While some of the small, privately-owned nature preserves like Short Cemetery stand to benefit dramatically from the Friends attention, so do some big, famous parks.
This past December, I checked in on a Friends workday at Langham Island, a 20-acre island and part of Kankakee River State Park. The site is revered among nature lovers as something of a botanical Galapagos, hosting a number of rare plants and the only known population of a beautiful wildflower now called the “Kankakee Mallow.”
But in recent years, the island has been overrun by invasive honeysuckle. A Friends group led by Emma Leavens has been knocking that down. And in an attempt to create more mallow, last year they took logs out of a bonfire to create a “rolling bonfire” to wake up more mallow seeds. It worked. I saw the tall mallow stalks. Mallow seeds are now waiting for spring where the honeysuckle used to be.
The effort has drawn attention in the Kankakee area, attracting new volunteers and contributions. Among the local workers that day, Steve Bohan and Karen Horn live right next door to the state park in the town of Altorf. They’ve had a great time volunteering. Bohan said they’re complete amateurs but committed to the cause. “We believe in biodiversity,” he said. “We believe in restoration.” Horn added that she found it amazing to see the island “open up” after the brush was taken out. She’s looking forward to seeing more native plants in their natural habitat.
Bohan’s and Horn’s positive experiences is part of the goal, said Leavens, a Friends organizer. “What we’re trying to foster is a culture and practice of participation,” Leavens said. “And that will require a lot of people — but mostly it will require people who care.”
The machinery of Illinois’ native ecosystem
Because of the patchwork ownership of the Nature Preserves, management of the system was always going to be a collaborative affair — which is why the Friends intervention may have come at the perfect moment. In the past 15 years, the Illinois Department of Natural Resources, the biggest player and the state’s governing body for the preserves, has seen its budget slashed. The DNR’s Rogner estimates that half the staff has been cut in that time. Today, the division that oversees that nearly 600 Illinois Nature Preserves amounts to just a dozen staffers. But the DNR is trying to bring new energy, nonetheless. Recently, the Nature Preserves received an interim executive director, and the DNR said it plans to fill the role, a position that has been vacant for four years, soon.

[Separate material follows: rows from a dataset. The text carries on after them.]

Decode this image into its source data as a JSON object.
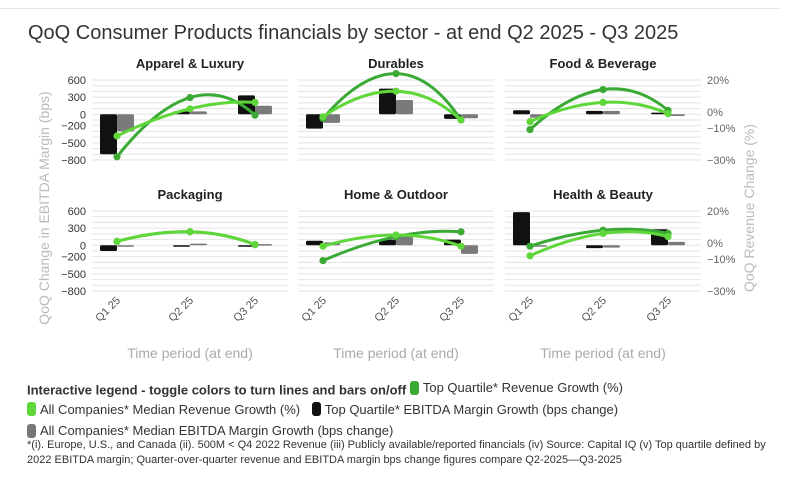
{
  "title": "QoQ Consumer Products financials by sector - at end Q2 2025 - Q3 2025",
  "legend": {
    "heading": "Interactive legend - toggle colors to turn lines and bars on/off",
    "items": [
      {
        "label": "Top Quartile* Revenue Growth (%)",
        "color": "#3aaa35"
      },
      {
        "label": "All Companies* Median Revenue Growth (%)",
        "color": "#5fd63a"
      },
      {
        "label": "Top Quartile* EBITDA Margin Growth (bps change)",
        "color": "#111111"
      },
      {
        "label": "All Companies* Median EBITDA Margin Growth (bps change)",
        "color": "#777777"
      }
    ]
  },
  "footnote": "*(i). Europe, U.S., and Canada (ii). 500M < Q4 2022 Revenue (iii) Publicly available/reported financials (iv) Source: Capital IQ (v) Top quartile defined by 2022 EBITDA margin; Quarter-over-quarter revenue and EBITDA margin bps change figures compare Q2-2025—Q3-2025",
  "chart_data": {
    "type": "bar",
    "subtype": "small-multiples combo (bars = EBITDA margin bps change, lines = revenue growth %)",
    "categories": [
      "Q1 25",
      "Q2 25",
      "Q3 25"
    ],
    "xlabel": "Time period (at end)",
    "ylabel_left": "QoQ Change in EBITDA Margin (bps)",
    "ylabel_right": "QoQ Revenue Change (%)",
    "ylim_left": [
      -800,
      600
    ],
    "yticks_left": [
      600,
      300,
      0,
      -200,
      -500,
      -800
    ],
    "ytick_labels_left": [
      "600",
      "300",
      "0",
      "−200",
      "−500",
      "−800"
    ],
    "ylim_right": [
      -30,
      20
    ],
    "yticks_right": [
      20,
      0,
      -10,
      -30
    ],
    "ytick_labels_right": [
      "20%",
      "0%",
      "−10%",
      "−30%"
    ],
    "panels": [
      {
        "title": "Apparel & Luxury",
        "series": [
          {
            "name": "Top Quartile* EBITDA Margin Growth (bps change)",
            "kind": "bar",
            "values": [
              -700,
              50,
              330
            ]
          },
          {
            "name": "All Companies* Median EBITDA Margin Growth (bps change)",
            "kind": "bar",
            "values": [
              -300,
              50,
              150
            ]
          },
          {
            "name": "Top Quartile* Revenue Growth (%)",
            "kind": "line",
            "values": [
              -28,
              9,
              -2
            ]
          },
          {
            "name": "All Companies* Median Revenue Growth (%)",
            "kind": "line",
            "values": [
              -15,
              2,
              6
            ]
          }
        ]
      },
      {
        "title": "Durables",
        "series": [
          {
            "name": "Top Quartile* EBITDA Margin Growth (bps change)",
            "kind": "bar",
            "values": [
              -250,
              450,
              -80
            ]
          },
          {
            "name": "All Companies* Median EBITDA Margin Growth (bps change)",
            "kind": "bar",
            "values": [
              -150,
              250,
              -70
            ]
          },
          {
            "name": "Top Quartile* Revenue Growth (%)",
            "kind": "line",
            "values": [
              -4,
              24,
              -5
            ]
          },
          {
            "name": "All Companies* Median Revenue Growth (%)",
            "kind": "line",
            "values": [
              -3,
              13,
              -5
            ]
          }
        ]
      },
      {
        "title": "Food & Beverage",
        "series": [
          {
            "name": "Top Quartile* EBITDA Margin Growth (bps change)",
            "kind": "bar",
            "values": [
              70,
              60,
              30
            ]
          },
          {
            "name": "All Companies* Median EBITDA Margin Growth (bps change)",
            "kind": "bar",
            "values": [
              -60,
              60,
              -30
            ]
          },
          {
            "name": "Top Quartile* Revenue Growth (%)",
            "kind": "line",
            "values": [
              -11,
              14,
              1
            ]
          },
          {
            "name": "All Companies* Median Revenue Growth (%)",
            "kind": "line",
            "values": [
              -6,
              6,
              -1
            ]
          }
        ]
      },
      {
        "title": "Packaging",
        "series": [
          {
            "name": "Top Quartile* EBITDA Margin Growth (bps change)",
            "kind": "bar",
            "values": [
              -100,
              0,
              0
            ]
          },
          {
            "name": "All Companies* Median EBITDA Margin Growth (bps change)",
            "kind": "bar",
            "values": [
              -20,
              30,
              20
            ]
          },
          {
            "name": "Top Quartile* Revenue Growth (%)",
            "kind": "line",
            "values": [
              1,
              7,
              -1
            ]
          },
          {
            "name": "All Companies* Median Revenue Growth (%)",
            "kind": "line",
            "values": [
              1,
              7,
              -1
            ]
          }
        ]
      },
      {
        "title": "Home & Outdoor",
        "series": [
          {
            "name": "Top Quartile* EBITDA Margin Growth (bps change)",
            "kind": "bar",
            "values": [
              80,
              100,
              100
            ]
          },
          {
            "name": "All Companies* Median EBITDA Margin Growth (bps change)",
            "kind": "bar",
            "values": [
              50,
              180,
              -150
            ]
          },
          {
            "name": "Top Quartile* Revenue Growth (%)",
            "kind": "line",
            "values": [
              -11,
              4,
              7
            ]
          },
          {
            "name": "All Companies* Median Revenue Growth (%)",
            "kind": "line",
            "values": [
              -2,
              5,
              -2
            ]
          }
        ]
      },
      {
        "title": "Health & Beauty",
        "series": [
          {
            "name": "Top Quartile* EBITDA Margin Growth (bps change)",
            "kind": "bar",
            "values": [
              580,
              -50,
              280
            ]
          },
          {
            "name": "All Companies* Median EBITDA Margin Growth (bps change)",
            "kind": "bar",
            "values": [
              -20,
              -40,
              60
            ]
          },
          {
            "name": "Top Quartile* Revenue Growth (%)",
            "kind": "line",
            "values": [
              -2,
              8,
              6
            ]
          },
          {
            "name": "All Companies* Median Revenue Growth (%)",
            "kind": "line",
            "values": [
              -8,
              6,
              4
            ]
          }
        ]
      }
    ]
  }
}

George Covington, the chair of the Nature Preserves Commission, which helps select new Nature Preserves and advises on their care, is acutely aware of the need for more visibility. “There’s a whole lot of people raising money for conservation in Illinois, but none are raising money specifically for the Natures Preserves,” he said. The Friends group hopes to change that.
John Rogner thinks the Nature Preserves are in a good position to rebound. “That’s the legacy of the Nature Preserve system that was designed to keep all the machinery of our native ecosystem still intact, so we could rebuild it at some point,” he said. “And that’s what it’s there for now.” Moreover, Rogner noted, the biodiversity contained in the preserves is “all that’s left of the real Illinois, our real native landscape that was here. Those are the bits and pieces — the nuts and bolts of the machinery, so to speak.”
It just needs people who care.
Correction: A previous version of this story misspelled volunteer Steve Bohan’s last name.